For many document-input tasks, character recognition is the most cost-effective and speedy method available. And each year, the technology frees acres of storage space once given over to file cabinets and boxes full of paper documents.
Problem Description :
Before OCR can be used, the source material must be scanned using an optical scanner (and sometimes a specialized circuit board in the PC) to read in the page as a bitmap (a pattern of dots). Software to recognize the images is also required.
The character recognition software then processes these scans to differentiate between images and text and determine what letters are represented in the light and dark areas.
Older OCR systems match these images against stored bitmaps based on specific fonts. The hit-or- miss results of such pattern-recognition systems helped establish OCR's reputation for inaccuracy.
Today's OCR engines add the multiple algorithms of neural network technology to analyze the stroke edge, the line of discontinuity between the text characters, and the background.

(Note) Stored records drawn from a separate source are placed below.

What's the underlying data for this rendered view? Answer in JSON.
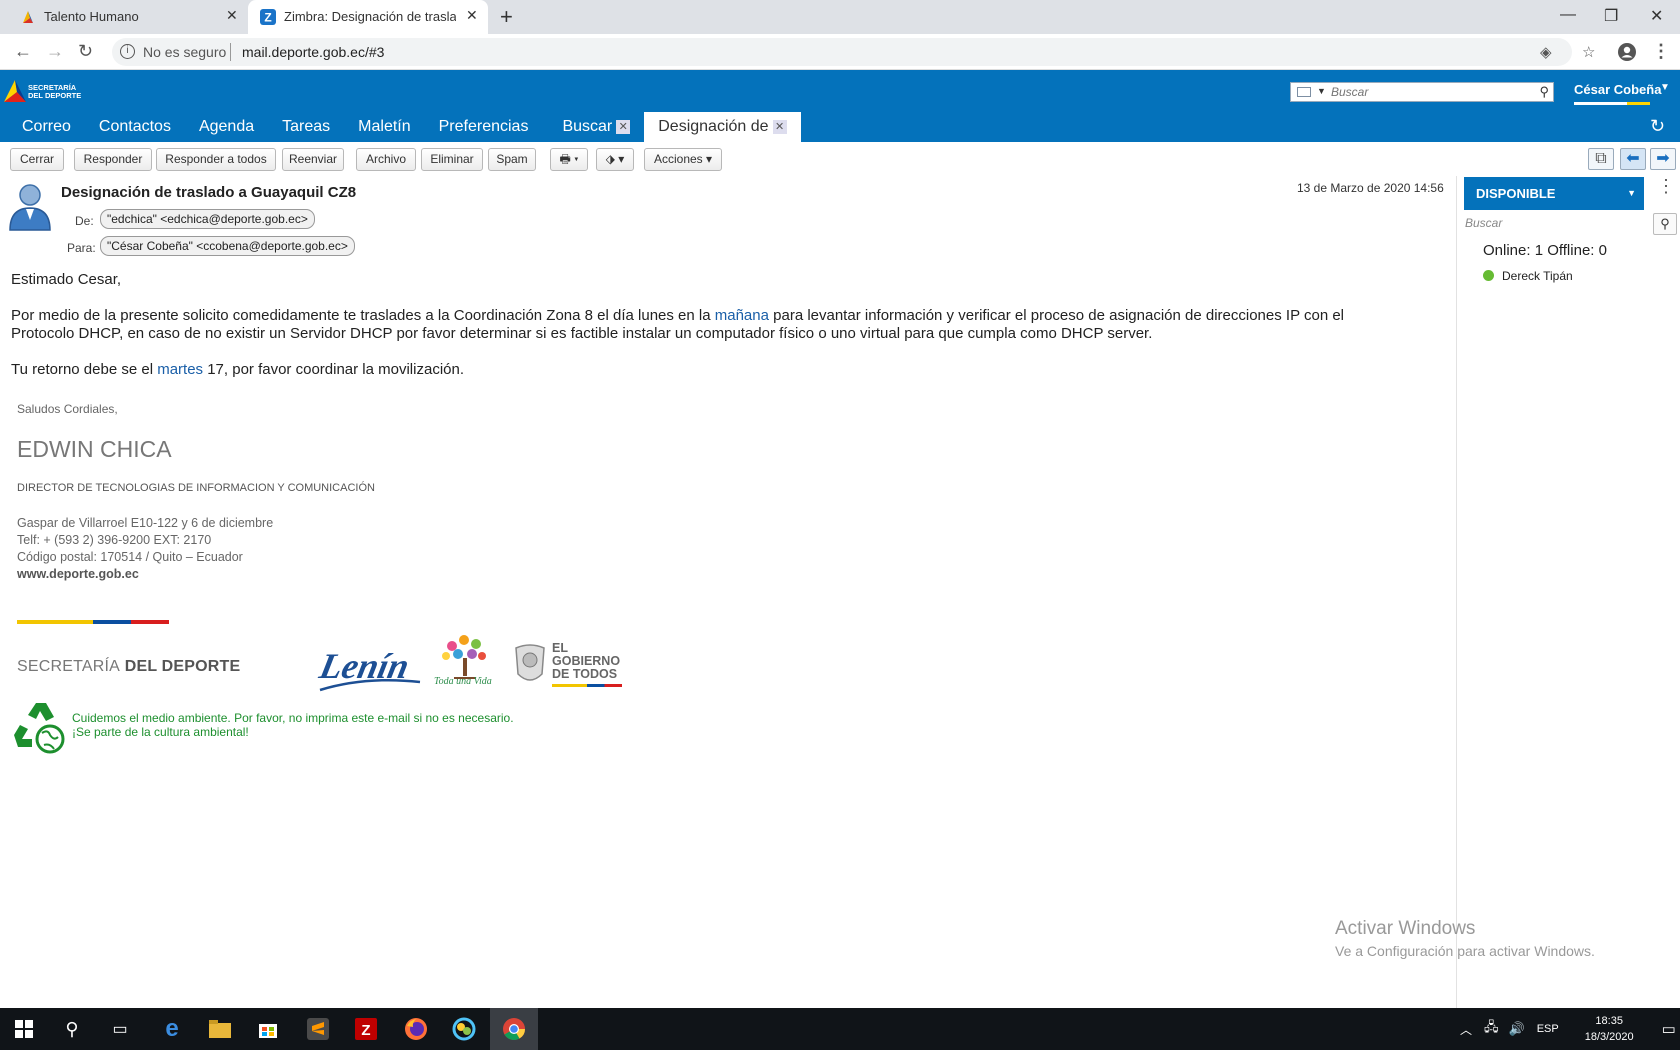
{
  "browser": {
    "tabs": [
      {
        "title": "Talento Humano"
      },
      {
        "title": "Zimbra: Designación de traslado"
      }
    ],
    "security": "No es seguro",
    "url": "mail.deporte.gob.ec/#3"
  },
  "zimbra": {
    "logo": {
      "line1": "SECRETARÍA",
      "line2": "DEL DEPORTE"
    },
    "search_placeholder": "Buscar",
    "user": "César Cobeña",
    "apps": [
      "Correo",
      "Contactos",
      "Agenda",
      "Tareas",
      "Maletín",
      "Preferencias"
    ],
    "app_tabs": [
      {
        "label": "Buscar"
      },
      {
        "label": "Designación de"
      }
    ]
  },
  "toolbar": {
    "close": "Cerrar",
    "reply": "Responder",
    "reply_all": "Responder a todos",
    "forward": "Reenviar",
    "archive": "Archivo",
    "delete": "Eliminar",
    "spam": "Spam",
    "actions": "Acciones"
  },
  "message": {
    "subject": "Designación de traslado a Guayaquil CZ8",
    "date": "13 de Marzo de 2020 14:56",
    "from_label": "De:",
    "from": "\"edchica\" <edchica@deporte.gob.ec>",
    "to_label": "Para:",
    "to": "\"César Cobeña\" <ccobena@deporte.gob.ec>",
    "greeting": "Estimado Cesar,",
    "p1_a": "Por medio de la presente solicito comedidamente te traslades a la Coordinación Zona 8 el día lunes en la ",
    "p1_link": "mañana",
    "p1_b": " para levantar información y verificar el proceso de asignación de direcciones IP con el",
    "p1_c": "Protocolo DHCP, en caso de no existir un Servidor DHCP por favor determinar si es factible instalar un computador físico o uno virtual para que cumpla como DHCP server.",
    "p2_a": "Tu retorno debe se el ",
    "p2_link": "martes",
    "p2_b": " 17, por favor coordinar la movilización.",
    "signature": {
      "salute": "Saludos Cordiales,",
      "name": "EDWIN CHICA",
      "title": "DIRECTOR DE TECNOLOGIAS DE INFORMACION Y COMUNICACIÓN",
      "address": "Gaspar de Villarroel E10-122 y 6 de diciembre",
      "phone": "Telf: + (593 2) 396-9200 EXT: 2170",
      "postal": "Código postal: 170514 / Quito – Ecuador",
      "web": "www.deporte.gob.ec",
      "org_a": "SECRETARÍA",
      "org_b": " DEL DEPORTE",
      "slogan": "Toda una Vida",
      "gov1": "EL",
      "gov2": "GOBIERNO",
      "gov3": "DE TODOS",
      "eco1": "Cuidemos el medio ambiente. Por favor, no imprima este e-mail si no es necesario.",
      "eco2": "¡Se parte de la cultura ambiental!"
    }
  },
  "chat": {
    "status": "DISPONIBLE",
    "search_placeholder": "Buscar",
    "summary": "Online: 1 Offline: 0",
    "buddies": [
      "Dereck Tipán"
    ]
  },
  "watermark": {
    "title": "Activar Windows",
    "subtitle": "Ve a Configuración para activar Windows."
  },
  "taskbar": {
    "lang": "ESP",
    "time": "18:35",
    "date": "18/3/2020"
  },
  "colors": {
    "zimbra_blue": "#0472bb",
    "link": "#1a5fa8",
    "eco_green": "#1d8f2e"
  }
}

Allowing for irregularities of printed ink on paper, each algorithm averages the light and dark along the side of a stroke, matches it to known characters and makes a best guess as to which character it is. The OCR software then averages or polls the results from all the algorithms to obtain a single reading.
OCR software can recognize a wide variety of fonts, but handwriting and script fonts that mimic handwriting are still problematic, therefore additional help of neural network power is required. Developers are taking different approaches to improve script and handwriting recognition. As mentioned above, one possible approach of handwriting recognition is with the use of neural networks.
Neural networks can be used, if we have a suitable dataset for training and learning purposes. Datasets are one of the most important things when constructing new neural network. Without proper dataset, training will be useless. There is also a saying about pre-processing and training of data and neural network: “Rubbish-in, rubbish-out”. So how do we produce (get) a proper dataset? First we have to scan the image. After the image is scanned, we define processing algorithm, which will extract important attributes from the image and map them into a database or better to say dataset. Extracted attributes will have numerical values and will be usually stored in arrays. With these values, neural network can be trained and we can get a good end results. The problem of well defined datasets lies also in carefully chosen algorithm attributes. Attributes are important and can have a crucial impact on end results.